The show was widely seen, but shares of Netflix slid on Tuesday
Mixed reviews for Netflix's revival of "Arrested Development" spelled trouble on Wall Street as shares of the streaming giant were down more than 6.3 percent when markets closed on Tuesday.
The company's stock rebounded slightly in pre-market trading, but by then the damage had been done. The company lost more than $14 a share throughout Tuesday, ending the day at $214.19.
Netflix has taken a risky and expensive gamble that original programming like "Arrested Development" and the Kevin Spacey political thriller "House of Cards" can help it differentiate itself from other streaming services like Hulu and Amazon and will make it the HBO of the internet.
That bet seemed to pay off with "House of Cards," which earned solid notices for Spacey's performance and for its depiction of Beltway power players.
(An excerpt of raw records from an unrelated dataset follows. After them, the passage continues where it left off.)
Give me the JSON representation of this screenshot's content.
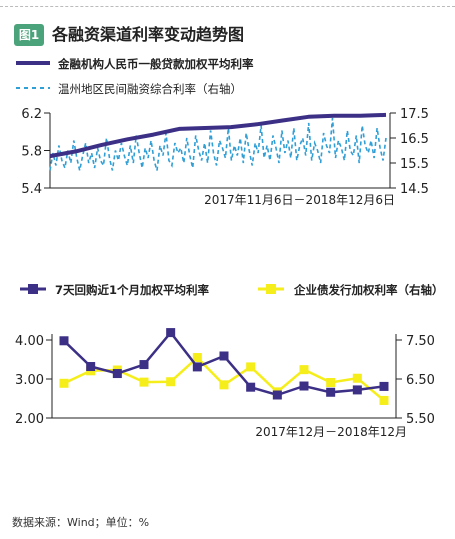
{
  "figure": {
    "badge": "图1",
    "title": "各融资渠道利率变动趋势图",
    "source": "数据来源：Wind；单位：%"
  },
  "colors": {
    "navy": "#3b2f86",
    "blue_dash": "#2f9fd6",
    "yellow": "#f5ee1a",
    "axis": "#222222",
    "badge": "#4aa37a"
  },
  "chart_data": [
    {
      "type": "line",
      "legend_position": "top",
      "date_range_label": "2017年11月6日－2018年12月6日",
      "left_axis": {
        "ticks": [
          "6.2",
          "5.8",
          "5.4"
        ],
        "range": [
          5.4,
          6.2
        ]
      },
      "right_axis": {
        "ticks": [
          "17.5",
          "16.5",
          "15.5",
          "14.5"
        ],
        "range": [
          14.5,
          17.5
        ]
      },
      "series": [
        {
          "name": "金融机构人民币一般贷款加权平均利率",
          "axis": "left",
          "style": "solid",
          "color": "#3b2f86",
          "x": [
            "2017-11",
            "2017-12",
            "2018-01",
            "2018-02",
            "2018-03",
            "2018-04",
            "2018-05",
            "2018-06",
            "2018-07",
            "2018-08",
            "2018-09",
            "2018-10",
            "2018-11",
            "2018-12"
          ],
          "values": [
            5.74,
            5.79,
            5.86,
            5.92,
            5.97,
            6.03,
            6.04,
            6.05,
            6.08,
            6.12,
            6.16,
            6.17,
            6.17,
            6.18
          ]
        },
        {
          "name": "温州地区民间融资综合利率（右轴）",
          "axis": "right",
          "style": "dashed",
          "color": "#2f9fd6",
          "x_start": "2017-11-06",
          "x_end": "2018-12-06",
          "frequency": "approx. daily",
          "values": [
            15.2,
            15.9,
            15.4,
            16.2,
            15.6,
            15.3,
            16.0,
            15.5,
            16.4,
            15.7,
            15.2,
            15.8,
            16.3,
            15.5,
            15.9,
            15.3,
            16.1,
            15.6,
            15.4,
            16.5,
            15.7,
            15.2,
            16.0,
            15.6,
            16.3,
            15.8,
            15.4,
            16.2,
            15.5,
            16.6,
            15.9,
            15.3,
            16.1,
            15.7,
            16.4,
            15.6,
            15.2,
            16.2,
            15.8,
            16.7,
            15.6,
            15.4,
            16.3,
            15.9,
            16.1,
            15.5,
            16.5,
            15.8,
            15.3,
            16.6,
            16.0,
            15.6,
            16.3,
            15.5,
            16.8,
            15.9,
            15.4,
            16.4,
            16.1,
            15.7,
            16.9,
            15.6,
            16.2,
            15.8,
            16.5,
            15.5,
            16.7,
            16.0,
            15.4,
            16.3,
            15.9,
            17.0,
            15.7,
            16.2,
            15.6,
            16.6,
            16.1,
            15.5,
            16.8,
            15.9,
            16.4,
            15.7,
            16.9,
            15.6,
            16.2,
            16.5,
            15.8,
            17.1,
            15.6,
            16.3,
            16.0,
            15.5,
            16.7,
            16.2,
            15.9,
            17.3,
            15.7,
            16.4,
            16.1,
            15.6,
            16.8,
            16.0,
            15.8,
            16.6,
            15.5,
            17.0,
            16.2,
            15.9,
            16.4,
            15.7,
            16.9,
            16.1,
            15.6,
            16.5
          ]
        }
      ]
    },
    {
      "type": "line",
      "legend_position": "middle",
      "date_range_label": "2017年12月－2018年12月",
      "left_axis": {
        "ticks": [
          "4.00",
          "3.00",
          "2.00"
        ],
        "range": [
          2.0,
          4.0
        ]
      },
      "right_axis": {
        "ticks": [
          "7.50",
          "6.50",
          "5.50"
        ],
        "range": [
          5.5,
          7.5
        ]
      },
      "x": [
        "2017-12",
        "2018-01",
        "2018-02",
        "2018-03",
        "2018-04",
        "2018-05",
        "2018-06",
        "2018-07",
        "2018-08",
        "2018-09",
        "2018-10",
        "2018-11",
        "2018-12"
      ],
      "series": [
        {
          "name": "7天回购近1个月加权平均利率",
          "axis": "left",
          "color": "#3b2f86",
          "marker": "square",
          "values": [
            3.98,
            3.32,
            3.14,
            3.37,
            4.19,
            3.31,
            3.59,
            2.79,
            2.59,
            2.82,
            2.66,
            2.72,
            2.81
          ]
        },
        {
          "name": "企业债发行加权利率（右轴）",
          "axis": "right",
          "color": "#f5ee1a",
          "marker": "square",
          "values": [
            6.39,
            6.71,
            6.73,
            6.42,
            6.43,
            7.05,
            6.35,
            6.81,
            6.17,
            6.74,
            6.41,
            6.52,
            5.95
          ]
        }
      ]
    }
  ]
}
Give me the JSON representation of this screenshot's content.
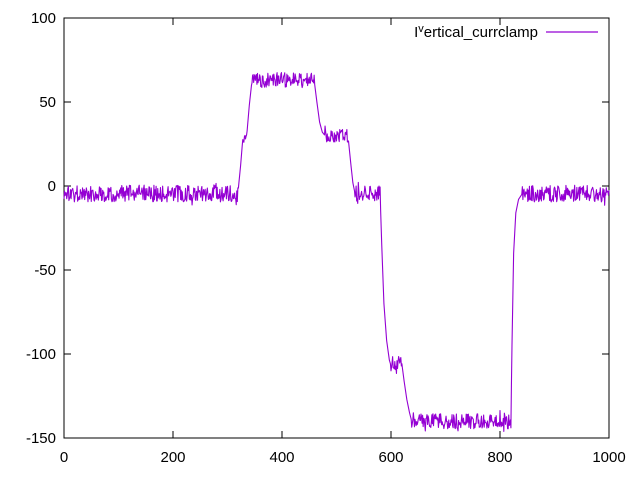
{
  "window": {
    "background": "#ffffff"
  },
  "chart_data": {
    "type": "line",
    "title": "",
    "legend": {
      "entries": [
        {
          "label_full": "I^vertical_currclamp",
          "label_prefix": "I",
          "label_superscript": "v",
          "label_rest": "ertical_currclamp",
          "color": "#9400d3"
        }
      ],
      "position": "top-right",
      "text_color": "#000000"
    },
    "axes": {
      "xlim": [
        0,
        1000
      ],
      "ylim": [
        -150,
        100
      ],
      "x_ticks": [
        "0",
        "200",
        "400",
        "600",
        "800",
        "1000"
      ],
      "x_tick_values": [
        0,
        200,
        400,
        600,
        800,
        1000
      ],
      "y_ticks": [
        "100",
        "50",
        "0",
        "-50",
        "-100",
        "-150"
      ],
      "y_tick_values": [
        100,
        50,
        0,
        -50,
        -100,
        -150
      ],
      "grid": false,
      "border_color": "#000000",
      "ticks_mirrored": true
    },
    "series": [
      {
        "name": "I^vertical_currclamp",
        "color": "#9400d3",
        "style": "noisy-line",
        "keypoints": [
          [
            0,
            -4.5
          ],
          [
            319,
            -4.5
          ],
          [
            324,
            12
          ],
          [
            328,
            28
          ],
          [
            335,
            29
          ],
          [
            340,
            48
          ],
          [
            344,
            60
          ],
          [
            346,
            63
          ],
          [
            459,
            63
          ],
          [
            464,
            50
          ],
          [
            469,
            38
          ],
          [
            474,
            32
          ],
          [
            479,
            30
          ],
          [
            521,
            30
          ],
          [
            526,
            14
          ],
          [
            530,
            2
          ],
          [
            534,
            -4.5
          ],
          [
            580,
            -4.5
          ],
          [
            583,
            -35
          ],
          [
            587,
            -70
          ],
          [
            592,
            -92
          ],
          [
            598,
            -106
          ],
          [
            620,
            -106
          ],
          [
            624,
            -116
          ],
          [
            629,
            -127
          ],
          [
            634,
            -135
          ],
          [
            638,
            -140
          ],
          [
            820,
            -140
          ],
          [
            822,
            -95
          ],
          [
            825,
            -40
          ],
          [
            829,
            -16
          ],
          [
            834,
            -8
          ],
          [
            841,
            -4.5
          ],
          [
            1000,
            -4.5
          ]
        ],
        "noise_windows": [
          [
            0,
            319,
            5.0
          ],
          [
            328,
            335,
            3.0
          ],
          [
            346,
            459,
            4.5
          ],
          [
            479,
            521,
            4.0
          ],
          [
            534,
            580,
            4.5
          ],
          [
            598,
            620,
            4.5
          ],
          [
            638,
            820,
            4.5
          ],
          [
            841,
            1000,
            5.0
          ]
        ],
        "samples": 1000,
        "seed": 1337,
        "plateau_summary": {
          "baseline_level": -4.5,
          "high_plateau": 63,
          "mid_plateau": 30,
          "neg_step": -106,
          "low_plateau": -140
        }
      }
    ]
  }
}
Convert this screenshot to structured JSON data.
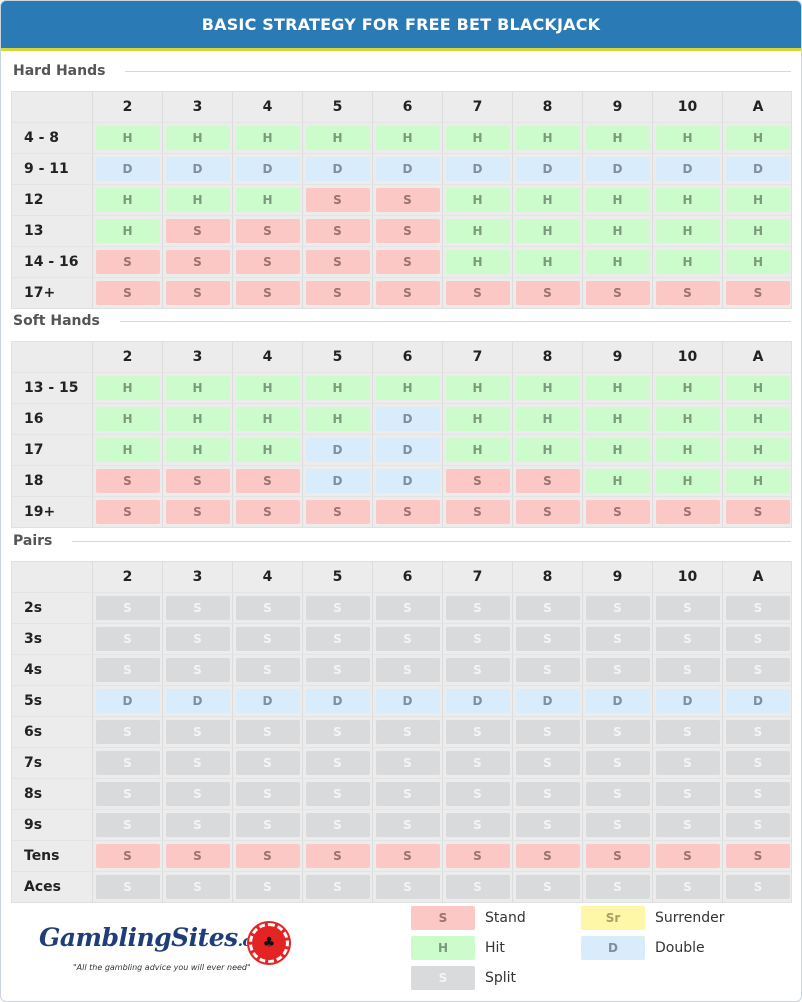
{
  "title": "BASIC STRATEGY FOR FREE BET BLACKJACK",
  "columns": [
    "2",
    "3",
    "4",
    "5",
    "6",
    "7",
    "8",
    "9",
    "10",
    "A"
  ],
  "hard": {
    "label": "Hard Hands",
    "rows": [
      {
        "label": "4 - 8",
        "cells": [
          "H",
          "H",
          "H",
          "H",
          "H",
          "H",
          "H",
          "H",
          "H",
          "H"
        ],
        "types": [
          "H",
          "H",
          "H",
          "H",
          "H",
          "H",
          "H",
          "H",
          "H",
          "H"
        ]
      },
      {
        "label": "9 - 11",
        "cells": [
          "D",
          "D",
          "D",
          "D",
          "D",
          "D",
          "D",
          "D",
          "D",
          "D"
        ],
        "types": [
          "D",
          "D",
          "D",
          "D",
          "D",
          "D",
          "D",
          "D",
          "D",
          "D"
        ]
      },
      {
        "label": "12",
        "cells": [
          "H",
          "H",
          "H",
          "S",
          "S",
          "H",
          "H",
          "H",
          "H",
          "H"
        ],
        "types": [
          "H",
          "H",
          "H",
          "S",
          "S",
          "H",
          "H",
          "H",
          "H",
          "H"
        ]
      },
      {
        "label": "13",
        "cells": [
          "H",
          "S",
          "S",
          "S",
          "S",
          "H",
          "H",
          "H",
          "H",
          "H"
        ],
        "types": [
          "H",
          "S",
          "S",
          "S",
          "S",
          "H",
          "H",
          "H",
          "H",
          "H"
        ]
      },
      {
        "label": "14 - 16",
        "cells": [
          "S",
          "S",
          "S",
          "S",
          "S",
          "H",
          "H",
          "H",
          "H",
          "H"
        ],
        "types": [
          "S",
          "S",
          "S",
          "S",
          "S",
          "H",
          "H",
          "H",
          "H",
          "H"
        ]
      },
      {
        "label": "17+",
        "cells": [
          "S",
          "S",
          "S",
          "S",
          "S",
          "S",
          "S",
          "S",
          "S",
          "S"
        ],
        "types": [
          "S",
          "S",
          "S",
          "S",
          "S",
          "S",
          "S",
          "S",
          "S",
          "S"
        ]
      }
    ]
  },
  "soft": {
    "label": "Soft Hands",
    "rows": [
      {
        "label": "13 - 15",
        "cells": [
          "H",
          "H",
          "H",
          "H",
          "H",
          "H",
          "H",
          "H",
          "H",
          "H"
        ],
        "types": [
          "H",
          "H",
          "H",
          "H",
          "H",
          "H",
          "H",
          "H",
          "H",
          "H"
        ]
      },
      {
        "label": "16",
        "cells": [
          "H",
          "H",
          "H",
          "H",
          "D",
          "H",
          "H",
          "H",
          "H",
          "H"
        ],
        "types": [
          "H",
          "H",
          "H",
          "H",
          "D",
          "H",
          "H",
          "H",
          "H",
          "H"
        ]
      },
      {
        "label": "17",
        "cells": [
          "H",
          "H",
          "H",
          "D",
          "D",
          "H",
          "H",
          "H",
          "H",
          "H"
        ],
        "types": [
          "H",
          "H",
          "H",
          "D",
          "D",
          "H",
          "H",
          "H",
          "H",
          "H"
        ]
      },
      {
        "label": "18",
        "cells": [
          "S",
          "S",
          "S",
          "D",
          "D",
          "S",
          "S",
          "H",
          "H",
          "H"
        ],
        "types": [
          "S",
          "S",
          "S",
          "D",
          "D",
          "S",
          "S",
          "H",
          "H",
          "H"
        ]
      },
      {
        "label": "19+",
        "cells": [
          "S",
          "S",
          "S",
          "S",
          "S",
          "S",
          "S",
          "S",
          "S",
          "S"
        ],
        "types": [
          "S",
          "S",
          "S",
          "S",
          "S",
          "S",
          "S",
          "S",
          "S",
          "S"
        ]
      }
    ]
  },
  "pairs": {
    "label": "Pairs",
    "rows": [
      {
        "label": "2s",
        "cells": [
          "S",
          "S",
          "S",
          "S",
          "S",
          "S",
          "S",
          "S",
          "S",
          "S"
        ],
        "types": [
          "P",
          "P",
          "P",
          "P",
          "P",
          "P",
          "P",
          "P",
          "P",
          "P"
        ]
      },
      {
        "label": "3s",
        "cells": [
          "S",
          "S",
          "S",
          "S",
          "S",
          "S",
          "S",
          "S",
          "S",
          "S"
        ],
        "types": [
          "P",
          "P",
          "P",
          "P",
          "P",
          "P",
          "P",
          "P",
          "P",
          "P"
        ]
      },
      {
        "label": "4s",
        "cells": [
          "S",
          "S",
          "S",
          "S",
          "S",
          "S",
          "S",
          "S",
          "S",
          "S"
        ],
        "types": [
          "P",
          "P",
          "P",
          "P",
          "P",
          "P",
          "P",
          "P",
          "P",
          "P"
        ]
      },
      {
        "label": "5s",
        "cells": [
          "D",
          "D",
          "D",
          "D",
          "D",
          "D",
          "D",
          "D",
          "D",
          "D"
        ],
        "types": [
          "D",
          "D",
          "D",
          "D",
          "D",
          "D",
          "D",
          "D",
          "D",
          "D"
        ]
      },
      {
        "label": "6s",
        "cells": [
          "S",
          "S",
          "S",
          "S",
          "S",
          "S",
          "S",
          "S",
          "S",
          "S"
        ],
        "types": [
          "P",
          "P",
          "P",
          "P",
          "P",
          "P",
          "P",
          "P",
          "P",
          "P"
        ]
      },
      {
        "label": "7s",
        "cells": [
          "S",
          "S",
          "S",
          "S",
          "S",
          "S",
          "S",
          "S",
          "S",
          "S"
        ],
        "types": [
          "P",
          "P",
          "P",
          "P",
          "P",
          "P",
          "P",
          "P",
          "P",
          "P"
        ]
      },
      {
        "label": "8s",
        "cells": [
          "S",
          "S",
          "S",
          "S",
          "S",
          "S",
          "S",
          "S",
          "S",
          "S"
        ],
        "types": [
          "P",
          "P",
          "P",
          "P",
          "P",
          "P",
          "P",
          "P",
          "P",
          "P"
        ]
      },
      {
        "label": "9s",
        "cells": [
          "S",
          "S",
          "S",
          "S",
          "S",
          "S",
          "S",
          "S",
          "S",
          "S"
        ],
        "types": [
          "P",
          "P",
          "P",
          "P",
          "P",
          "P",
          "P",
          "P",
          "P",
          "P"
        ]
      },
      {
        "label": "Tens",
        "cells": [
          "S",
          "S",
          "S",
          "S",
          "S",
          "S",
          "S",
          "S",
          "S",
          "S"
        ],
        "types": [
          "S",
          "S",
          "S",
          "S",
          "S",
          "S",
          "S",
          "S",
          "S",
          "S"
        ]
      },
      {
        "label": "Aces",
        "cells": [
          "S",
          "S",
          "S",
          "S",
          "S",
          "S",
          "S",
          "S",
          "S",
          "S"
        ],
        "types": [
          "P",
          "P",
          "P",
          "P",
          "P",
          "P",
          "P",
          "P",
          "P",
          "P"
        ]
      }
    ]
  },
  "legend": [
    {
      "code": "S",
      "type": "S",
      "text": "Stand"
    },
    {
      "code": "Sr",
      "type": "R",
      "text": "Surrender"
    },
    {
      "code": "H",
      "type": "H",
      "text": "Hit"
    },
    {
      "code": "D",
      "type": "D",
      "text": "Double"
    },
    {
      "code": "S",
      "type": "P",
      "text": "Split"
    }
  ],
  "logo": {
    "brand": "GamblingSites",
    "domain": ".com",
    "tagline": "\"All the gambling advice you will ever need\""
  },
  "colors": {
    "header": "#2a7ab5",
    "hit": "#ccfccc",
    "stand": "#fbc8c6",
    "double": "#d8ecfb",
    "split": "#d9dadb",
    "surrender": "#fdf7a7"
  }
}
The company credited buzz surrounding the show with helping it add 3 million new members during its most recent fiscal quarter and its stock surged accordingly.
It was perhaps inevitable that "Arrested Development," a cult TV favorite that was canceled 7 years ago, would disappoint in its modern reincarnation. Reviews weren't savage exactly, but most critics complained that the magic had dissipated with the years and griped that scheduling conflicts meant that many members of the sprawling cast were not able to shoot scenes together.
"I hurts me to write this," TV Guide's Sadie Gennis wrote. "It honestly does. I wanted to love Season 4 as much as I loved the first three, but I'd be lying to myself (and to you) if I ignored its weaknesses. I fell in love with Arrested Development for its density, intricacy and the dysfunctional Bluth family as a whole. But unfortunately, these aspects were absent for the first half of Season 4, exposing the fact that maybe these characters aren't as likable as we want them to be."
The New York Times' Mike Hale echoed these grievances, writing, "it's hard to imagine being anything but disappointed with this new rendition."
Of course, pleasing critics isn't everything. Viewers snapped up the 15 episodes of the new series, which in true Netflix fashion were released all at once, at a furious pace. The number of members watching the show doubled the audience that "House of Cards" attracted when it launched in February, according to a report by the internet research company Procera.
Netflix is keeping the viewing numbers close to its chest, but if its stock doesn't rebound, perhaps will be induced to pull back the veil and do a little boasting.